I think you mean inference compute? I believe all expert weights are updated in each backward pass during MoE training. The first benefit was getting a sort of structured pruning of weights through the mechanism of expert selection so that the model didn’t need to go through ‘unnecessary’ parts of the model for a given token. This then let inference use memory more efficiently in memory constrained environments, where non-hot or less common experts could be put into slow RAM, or sometimes even streamed off storage.

But I don’t think it necessarily saved training cost; if it did, I’d be interested to learn how!

Each token is only routed through a few chosen (topk) experts during training. So not all expert weights are updated in the backward pass. Otoh, you may need more training to ensure all experts see enough tokens!

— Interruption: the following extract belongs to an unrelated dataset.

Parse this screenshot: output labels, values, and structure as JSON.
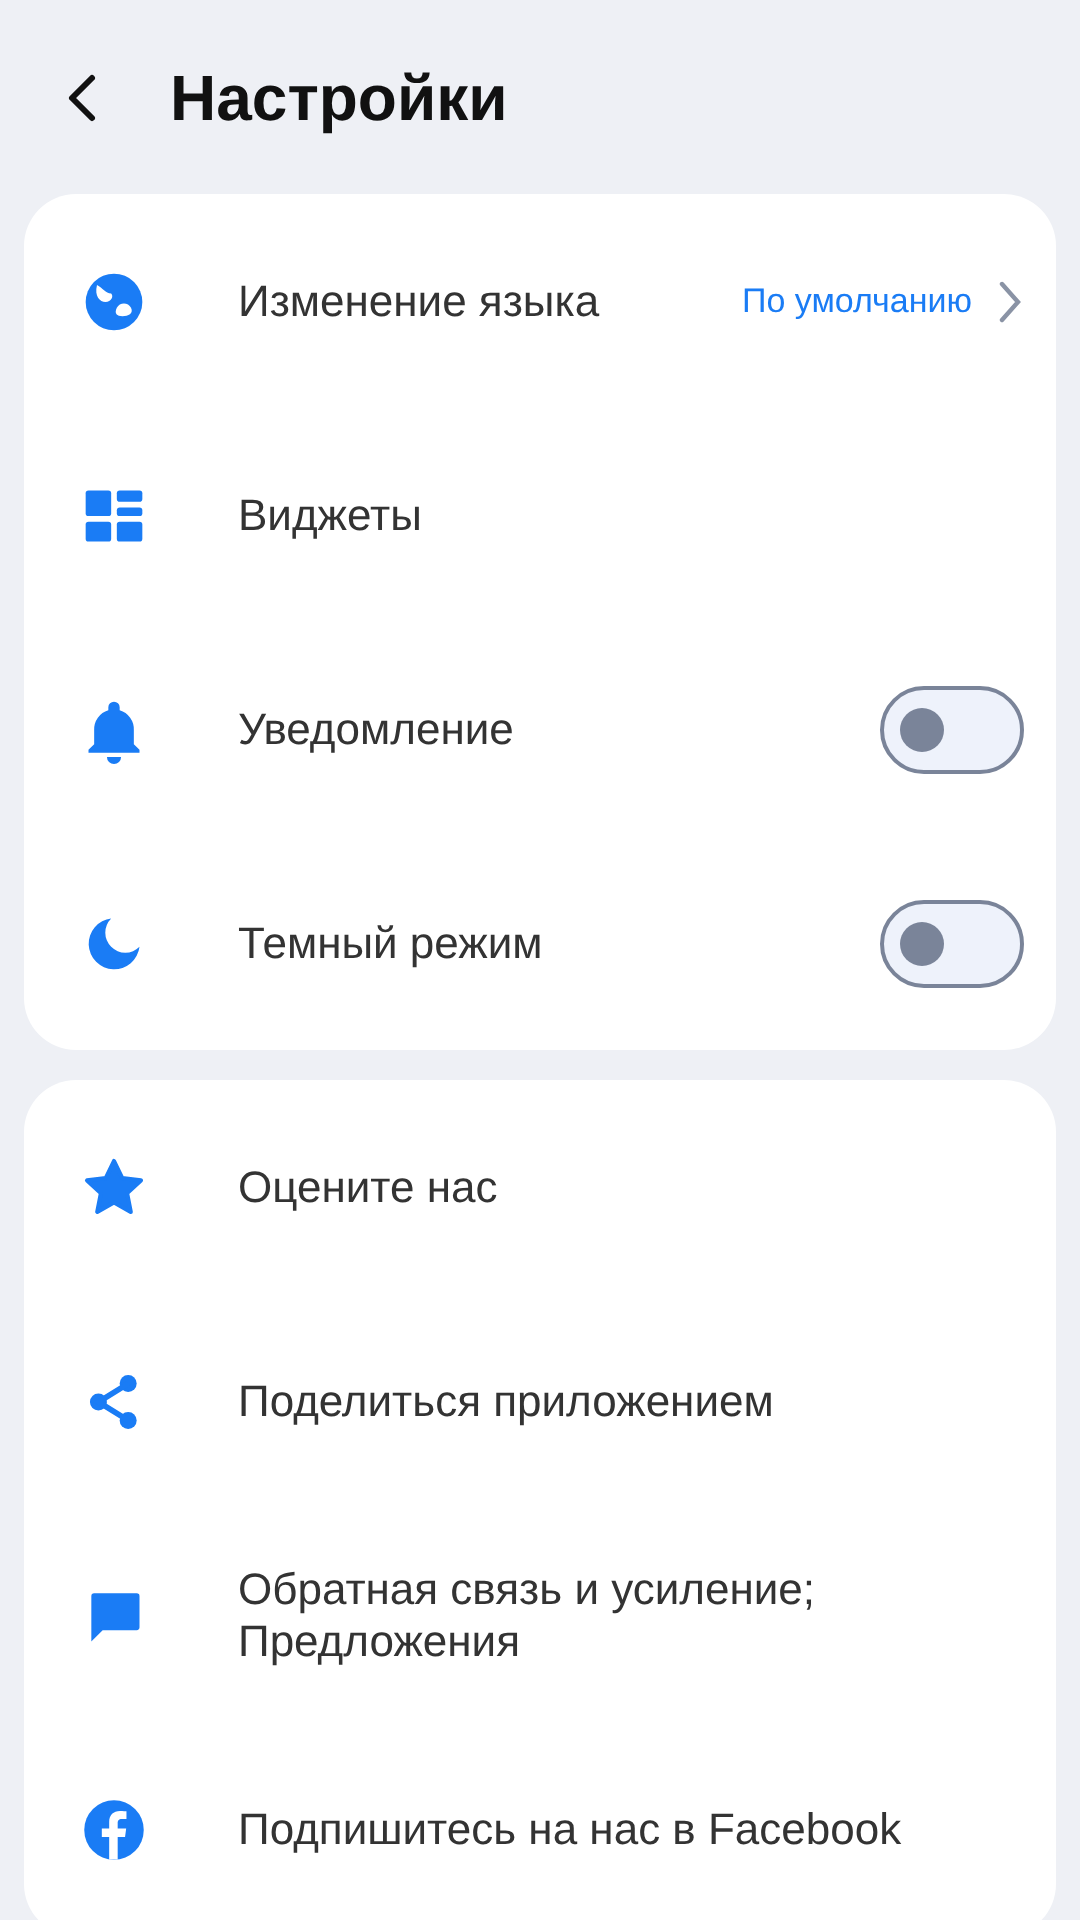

I doubt MoE is actually worth it, given how complicated high-performance expert routing and training is. But who knows, I don't.

Here is a paper from few years ago where they talk about 7x speed increase, which equates to savings.

https://arxiv.org/abs/2101.03961

MoE models will have far more world knowledge than dense models with the same amount of active parameters. MoE is a no-brainer if your inference setup is ultimately limited by compute or memory throughput - not total memory footprint - or alternately if it has fast, high-bandwidth access to lower-tier storage to fetch cold model weights from on demand.
Yes, this. I can run the 122B Qwen3.5 MoE usably on one 4090 + 64GB RAM. That's a monster of a model, comparatively speaking.
Tangential. I'm a newb, can you name the concept of partitioning weights so we dont need to load whole thing?
Do you mean model sharding?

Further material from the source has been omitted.